Bild 9: die Fernbedienung
Bild 10: Waveform eine NEC-Codierten IR-Fernbedienung von >hier kopiert
Metallbau
War nervig, aber nicht von allzu großen Tücken begleitet. Wenn man den Verschleiß von selbstfurchenden Schrauben und Bohrern unter Abstinenz außen vor lässt. Warum einem das niemand sagt, dass das mit Spiritus "geschmiert" viel schneller, einfacher, saberer geht...
Eines, was ich nirgendwo gut beschrieben gefunden habe, ist wie man gebürstete Aluminiumoberflächen herstellt.
- grob schleifen längs
- mittel schleifen quer
- fein schleifen längs und dabei nicht mehr anfassen (Handschuhe)
- mit Fit einreiben und abspülen und dabei nicht mehr anfassen (Küchentuch)
- abtrocknen und nicht mehr anfassen (Küchentuch)
- sofort mit Klarlack lackieren (wie dick bzw. dünn man z.B. Sprühlack auftragen kann will oder sollte, muss man an ein paar Probestücken probieren.

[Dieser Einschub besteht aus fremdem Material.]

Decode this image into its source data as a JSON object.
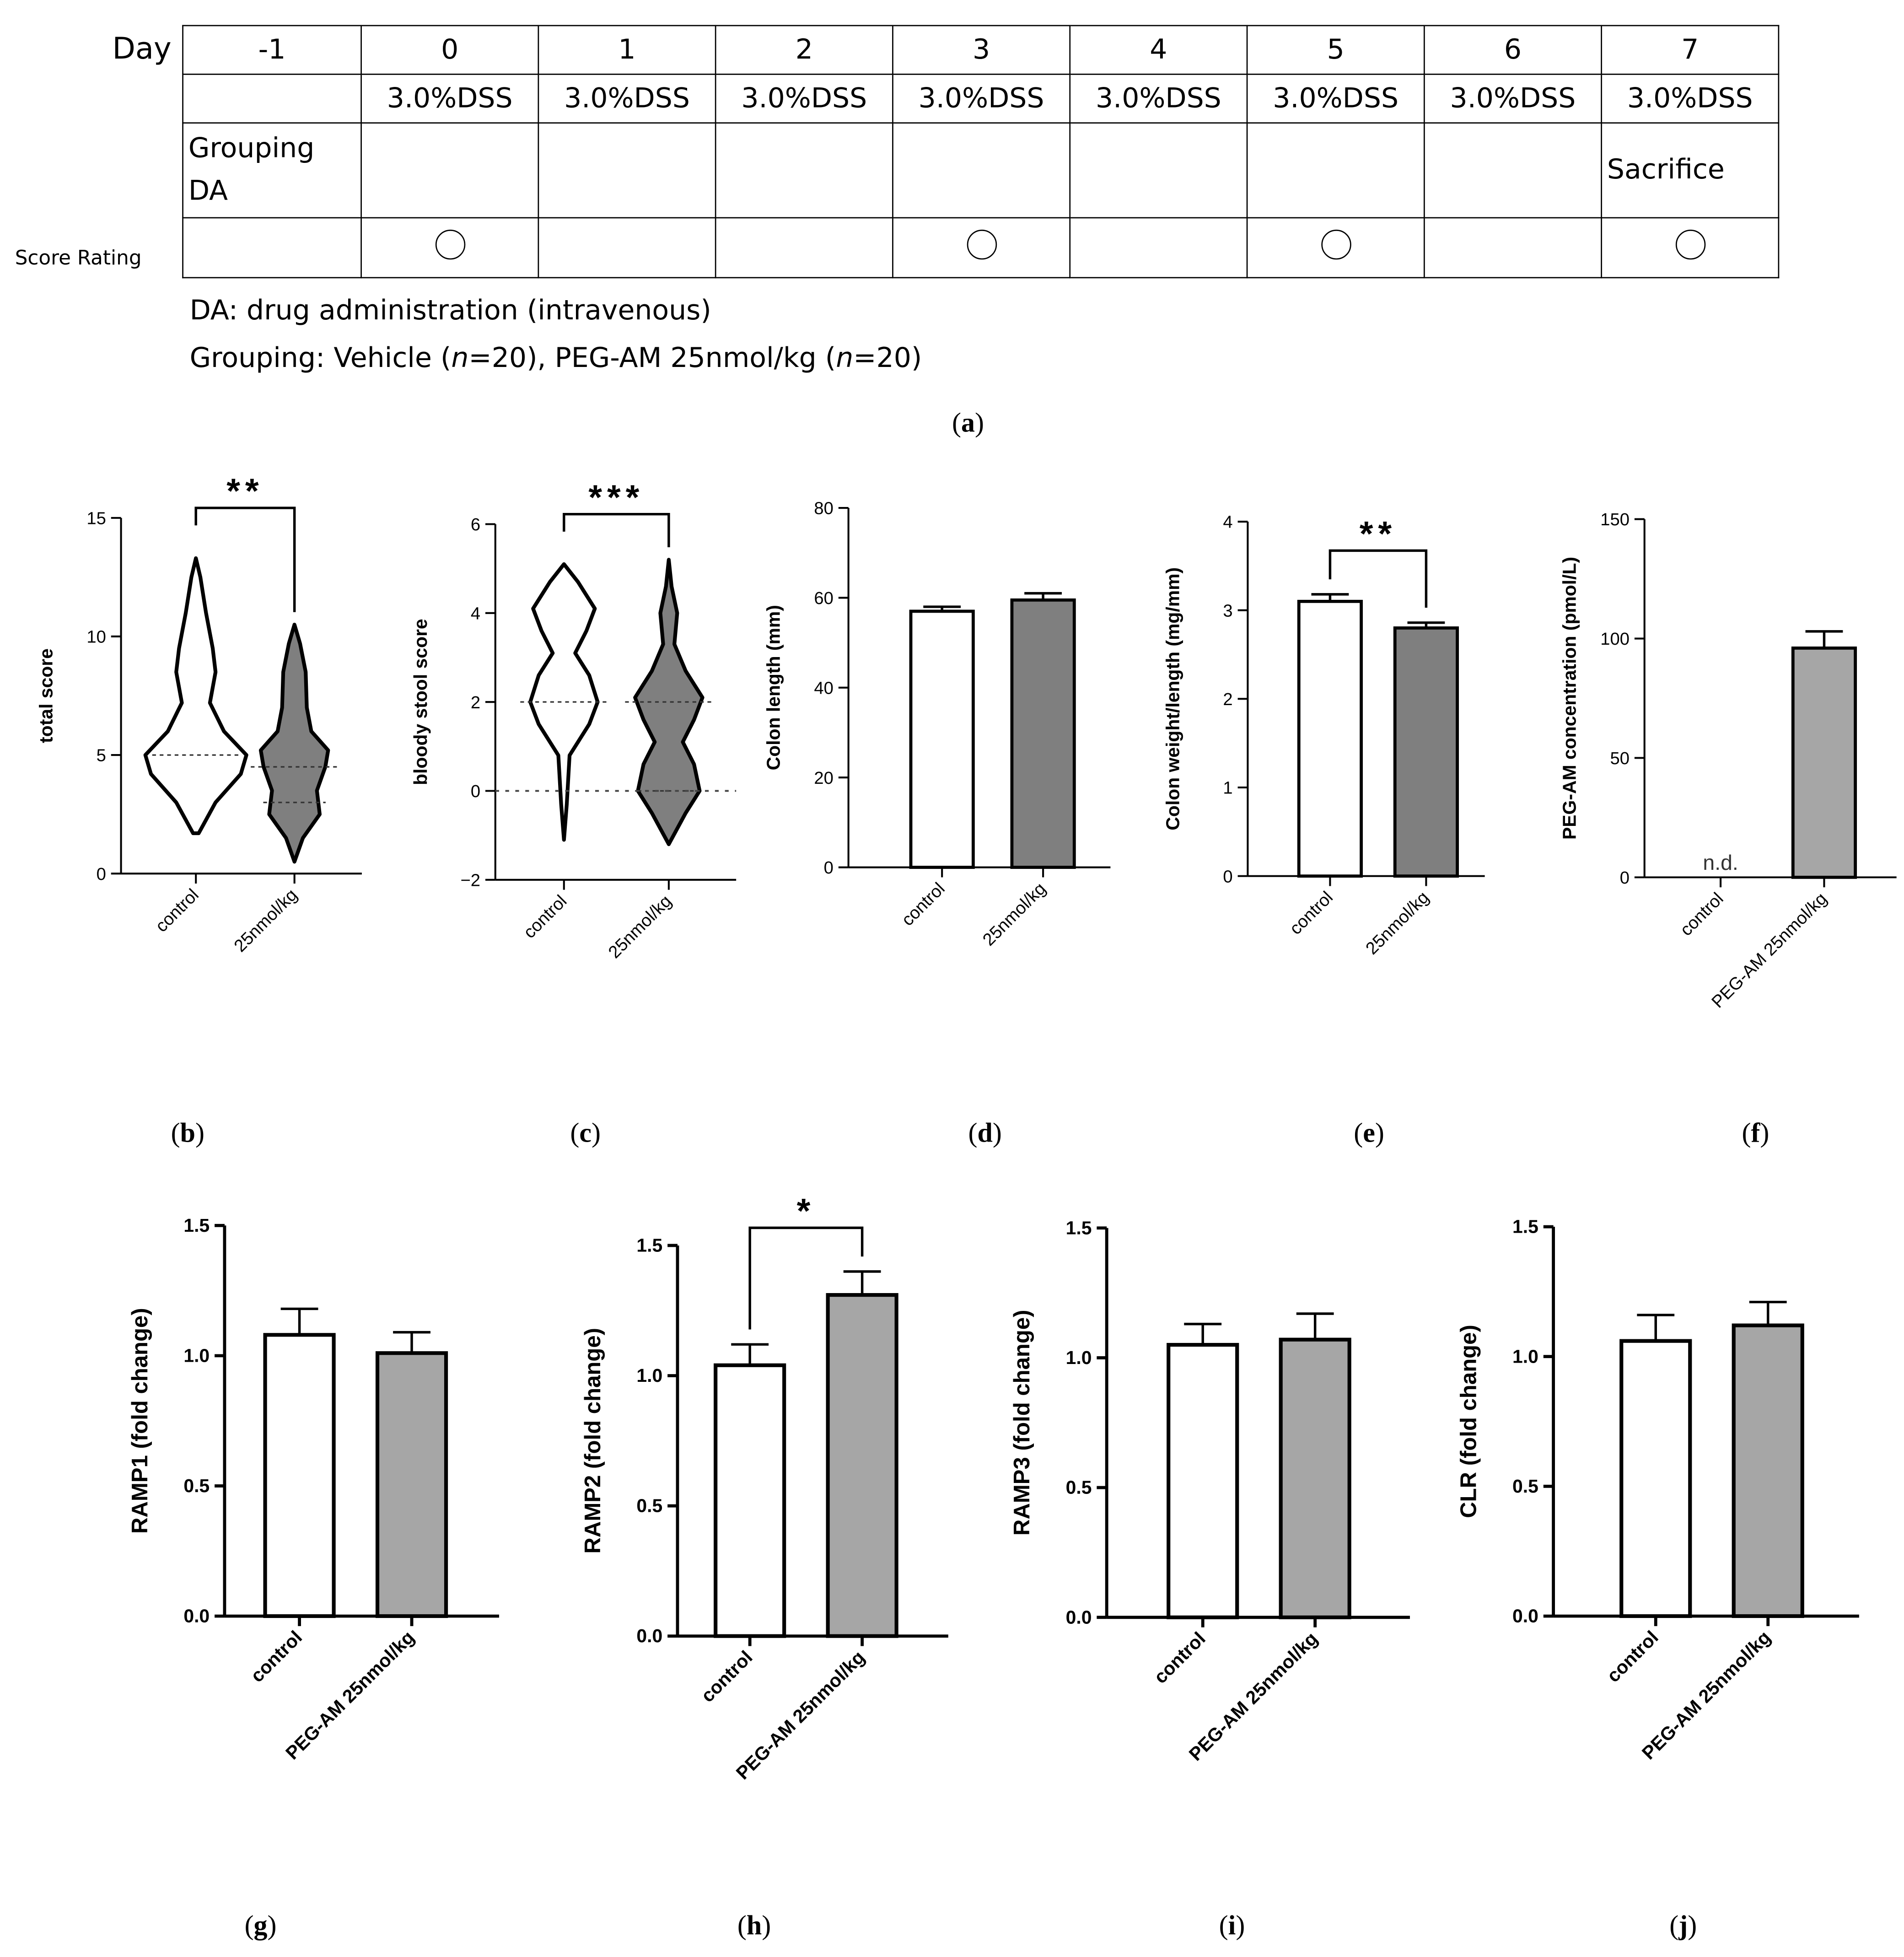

Zu dünn zeigt Sprühmuster, zu dick verläuft, etc.)
Bild 11: Dots, Zwischenraumfüllung, Fernbedienungsempfänger und lackierter Innenrahmen
Bild 12: Deckrahmen mit Frontscheibe (noch mit Schutzfolie gegen Kratzer)
Bild 13: Rückseite
Fertigstellung
Die letzten Arbeiten sind, das Netzteil mit Stecker zu versehen, nochmal alle Steckverbinder zurecht zu ruckeln und die Uhr an der Wand anzubringen. Der Witz bei der Sache: sie ist nicht viel leiser; jedoch nur einmal in der Minute laut. Und man kann damit spielen, was den Lärm mehr als wett macht :)
Bild 14: Uhr an der Wand
Video 1: Uhr in Action
Future work
Wie man leicht sieht, habe ich bei den Zwischenräumen gespart. Inzwischen will ich die vier Pappstreifen doch noch als Flipdots ausführen, sehe aber die Transportkosten nicht ein. Falls also noch wer solche Dinger bestellt: Ich hätte gerne welche, sofern nicht jemand schneller war.